On the show, both Siskel and Ebert were able to abridge their thoughts to justify their up or down decision. It’s a testament to their chemistry and on-screen charisma that no one was ever quite able to replace Siskel on the show. With a range of guest co-hosts ranging from the erudite A.O. Scott to everyman Richard Roeper, no one could engage Ebert as Siskel had. I noticed his written reviews seemed to soften around this time. Some attribute this to his friendships and links to Hollywood. I think that the loss of Siskel and later his own illness brought his humanism to the forefront. I think he knew just how hard it was to get a movie made, distributed, audiences to see it and achieve any kind of financial success. I think he came to appreciate just how much went into that process and was more likely to give you a pat on the back for trying. Not trying was still unforgivable – see Sex and City 2 review again – but I like to think he wanted to encourage than discourage which is the mark of great criticism.
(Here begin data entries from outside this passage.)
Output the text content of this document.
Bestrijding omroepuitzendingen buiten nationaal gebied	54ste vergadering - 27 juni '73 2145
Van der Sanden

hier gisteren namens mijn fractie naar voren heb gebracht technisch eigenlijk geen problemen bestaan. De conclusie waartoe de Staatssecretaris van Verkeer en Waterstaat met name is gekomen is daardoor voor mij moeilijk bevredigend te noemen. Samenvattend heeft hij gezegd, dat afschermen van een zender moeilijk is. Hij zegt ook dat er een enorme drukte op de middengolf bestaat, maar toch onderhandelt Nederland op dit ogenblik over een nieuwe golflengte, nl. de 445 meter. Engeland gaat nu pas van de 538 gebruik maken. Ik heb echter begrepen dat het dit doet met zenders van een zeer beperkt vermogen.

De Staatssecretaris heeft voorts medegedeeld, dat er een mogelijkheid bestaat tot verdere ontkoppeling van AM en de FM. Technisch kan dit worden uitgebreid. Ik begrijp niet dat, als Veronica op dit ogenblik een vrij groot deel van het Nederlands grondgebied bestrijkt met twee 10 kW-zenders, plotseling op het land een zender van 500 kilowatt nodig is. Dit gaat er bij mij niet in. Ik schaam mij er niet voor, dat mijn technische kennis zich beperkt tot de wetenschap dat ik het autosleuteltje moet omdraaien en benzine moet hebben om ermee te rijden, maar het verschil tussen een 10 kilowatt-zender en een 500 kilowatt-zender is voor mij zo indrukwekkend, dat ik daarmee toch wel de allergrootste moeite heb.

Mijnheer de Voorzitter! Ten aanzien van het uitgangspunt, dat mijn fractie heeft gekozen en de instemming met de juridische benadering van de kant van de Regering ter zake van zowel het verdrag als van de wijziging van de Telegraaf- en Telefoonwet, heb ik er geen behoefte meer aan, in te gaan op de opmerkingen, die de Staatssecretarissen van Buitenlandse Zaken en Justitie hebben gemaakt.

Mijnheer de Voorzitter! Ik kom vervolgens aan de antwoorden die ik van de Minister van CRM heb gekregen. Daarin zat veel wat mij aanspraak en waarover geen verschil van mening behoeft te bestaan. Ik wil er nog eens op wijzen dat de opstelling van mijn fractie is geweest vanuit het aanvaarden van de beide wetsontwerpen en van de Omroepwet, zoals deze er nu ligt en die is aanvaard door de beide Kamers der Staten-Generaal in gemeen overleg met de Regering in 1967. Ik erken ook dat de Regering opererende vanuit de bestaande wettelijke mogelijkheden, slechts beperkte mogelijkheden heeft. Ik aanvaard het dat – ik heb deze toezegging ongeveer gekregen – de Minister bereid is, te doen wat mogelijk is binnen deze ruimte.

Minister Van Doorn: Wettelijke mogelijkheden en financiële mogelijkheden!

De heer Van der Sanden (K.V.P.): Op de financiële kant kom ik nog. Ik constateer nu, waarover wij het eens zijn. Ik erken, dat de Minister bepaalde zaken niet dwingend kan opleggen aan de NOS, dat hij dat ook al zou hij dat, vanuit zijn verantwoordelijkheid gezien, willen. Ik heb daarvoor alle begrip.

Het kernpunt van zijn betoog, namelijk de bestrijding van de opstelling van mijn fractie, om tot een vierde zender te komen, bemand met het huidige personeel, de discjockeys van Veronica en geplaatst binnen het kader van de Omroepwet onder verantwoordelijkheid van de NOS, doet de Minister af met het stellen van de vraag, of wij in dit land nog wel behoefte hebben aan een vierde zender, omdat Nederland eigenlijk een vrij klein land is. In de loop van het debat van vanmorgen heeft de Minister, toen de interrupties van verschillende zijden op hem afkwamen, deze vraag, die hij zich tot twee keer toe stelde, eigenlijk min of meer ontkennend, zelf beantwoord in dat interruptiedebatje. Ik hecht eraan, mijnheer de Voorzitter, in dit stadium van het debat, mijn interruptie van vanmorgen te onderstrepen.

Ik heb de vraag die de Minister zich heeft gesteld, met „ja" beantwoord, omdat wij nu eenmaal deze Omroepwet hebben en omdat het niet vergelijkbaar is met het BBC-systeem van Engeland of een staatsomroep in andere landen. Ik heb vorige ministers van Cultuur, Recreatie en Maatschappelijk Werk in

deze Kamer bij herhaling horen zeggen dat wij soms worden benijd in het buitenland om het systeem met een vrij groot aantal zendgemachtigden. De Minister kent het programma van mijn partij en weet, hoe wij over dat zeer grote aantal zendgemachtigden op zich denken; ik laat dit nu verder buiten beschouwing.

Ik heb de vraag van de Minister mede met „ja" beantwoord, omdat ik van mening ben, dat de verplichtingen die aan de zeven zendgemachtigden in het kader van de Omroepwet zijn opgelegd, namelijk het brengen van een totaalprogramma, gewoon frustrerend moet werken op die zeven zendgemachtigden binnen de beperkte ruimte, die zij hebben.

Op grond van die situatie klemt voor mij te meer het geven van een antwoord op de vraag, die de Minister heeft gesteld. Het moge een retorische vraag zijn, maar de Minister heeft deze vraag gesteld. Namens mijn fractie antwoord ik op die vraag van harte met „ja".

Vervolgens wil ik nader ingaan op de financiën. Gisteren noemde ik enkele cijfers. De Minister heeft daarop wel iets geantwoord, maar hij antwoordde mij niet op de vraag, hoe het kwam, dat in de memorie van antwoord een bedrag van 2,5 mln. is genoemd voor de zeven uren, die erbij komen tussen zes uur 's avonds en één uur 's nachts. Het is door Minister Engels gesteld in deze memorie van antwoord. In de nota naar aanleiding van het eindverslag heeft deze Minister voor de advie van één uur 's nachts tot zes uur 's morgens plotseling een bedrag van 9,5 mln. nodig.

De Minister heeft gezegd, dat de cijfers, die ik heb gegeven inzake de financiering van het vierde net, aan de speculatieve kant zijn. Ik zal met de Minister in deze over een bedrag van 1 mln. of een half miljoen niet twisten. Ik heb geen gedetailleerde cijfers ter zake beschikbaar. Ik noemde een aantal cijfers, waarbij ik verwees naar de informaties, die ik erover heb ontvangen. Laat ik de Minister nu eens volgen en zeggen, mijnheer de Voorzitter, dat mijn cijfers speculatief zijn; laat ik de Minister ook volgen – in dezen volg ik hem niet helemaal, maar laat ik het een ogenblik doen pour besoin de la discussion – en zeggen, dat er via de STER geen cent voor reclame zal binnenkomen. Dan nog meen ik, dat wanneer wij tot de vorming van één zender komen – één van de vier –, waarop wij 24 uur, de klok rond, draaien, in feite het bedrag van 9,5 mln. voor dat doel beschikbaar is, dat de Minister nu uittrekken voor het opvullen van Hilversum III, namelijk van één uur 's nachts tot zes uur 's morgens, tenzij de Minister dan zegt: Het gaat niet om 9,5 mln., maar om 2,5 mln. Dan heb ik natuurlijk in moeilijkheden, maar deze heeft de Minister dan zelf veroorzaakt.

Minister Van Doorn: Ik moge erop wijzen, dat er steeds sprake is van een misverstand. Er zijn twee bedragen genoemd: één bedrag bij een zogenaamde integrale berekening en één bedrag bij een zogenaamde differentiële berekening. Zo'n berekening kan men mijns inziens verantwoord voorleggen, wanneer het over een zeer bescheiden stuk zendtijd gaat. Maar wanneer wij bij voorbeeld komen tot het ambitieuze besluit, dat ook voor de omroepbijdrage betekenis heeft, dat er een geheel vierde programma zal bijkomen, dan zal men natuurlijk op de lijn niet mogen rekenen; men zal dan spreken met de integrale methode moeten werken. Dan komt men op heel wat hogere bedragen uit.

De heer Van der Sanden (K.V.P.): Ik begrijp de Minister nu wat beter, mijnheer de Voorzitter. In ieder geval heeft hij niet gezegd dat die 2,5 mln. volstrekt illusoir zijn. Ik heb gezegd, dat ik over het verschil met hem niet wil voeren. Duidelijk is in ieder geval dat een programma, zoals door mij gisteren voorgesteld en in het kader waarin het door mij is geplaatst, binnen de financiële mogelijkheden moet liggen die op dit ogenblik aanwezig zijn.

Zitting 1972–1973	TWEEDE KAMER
Life Itself does not reveal everything about Ebert. We never find out exactly how or why he wrote Beyond the Valley of the Dolls – and I would LOVE to know. Interviews reveal that he could be a real jerk in life and how his marriage changed him. Ebert comes clean about his alcoholism and is absolutely no-holds-barred about his physical travails. We see him suffer through a daily suction process that is extremely difficult to watch, heroically work through physical therapy and lay all his physical weaknesses bare when he is hospitalized. He shows his old spark when championing the truth about himself for the documentary till the end. Steve James employs on-screen text for his correspondence with Ebert even as he tries to continue questioning Ebert by email at the end. When asked if Ebert can answer a just a few more questions from the hospital, Ebert’s brief reply, “i can’t” is devastating. I can only imagine that Ebert was too weak to even capitalize “i”. It seems small but it was a powerful moment for me.
I found an excerpt today from Life Itself, his memoir:
“I believe that if, at the end, according to our abilities, we have done something to make others a little happier, and something to make ourselves a little happier, that is about the best we can do. To make others less happy is a crime. To make ourselves unhappy is where all crime starts. We must try to contribute joy to the world. That is true no matter what our problems, our health, our circumstances. We must try. I didn’t always know this, and am happy I lived long enough to find it out.”
Having my own film appreciation evolve with Ebert’s writing and reviews, witnessing his graceful and brave exit and now this final insight, I feel compelled to enjoy, embrace and be grateful for life itself.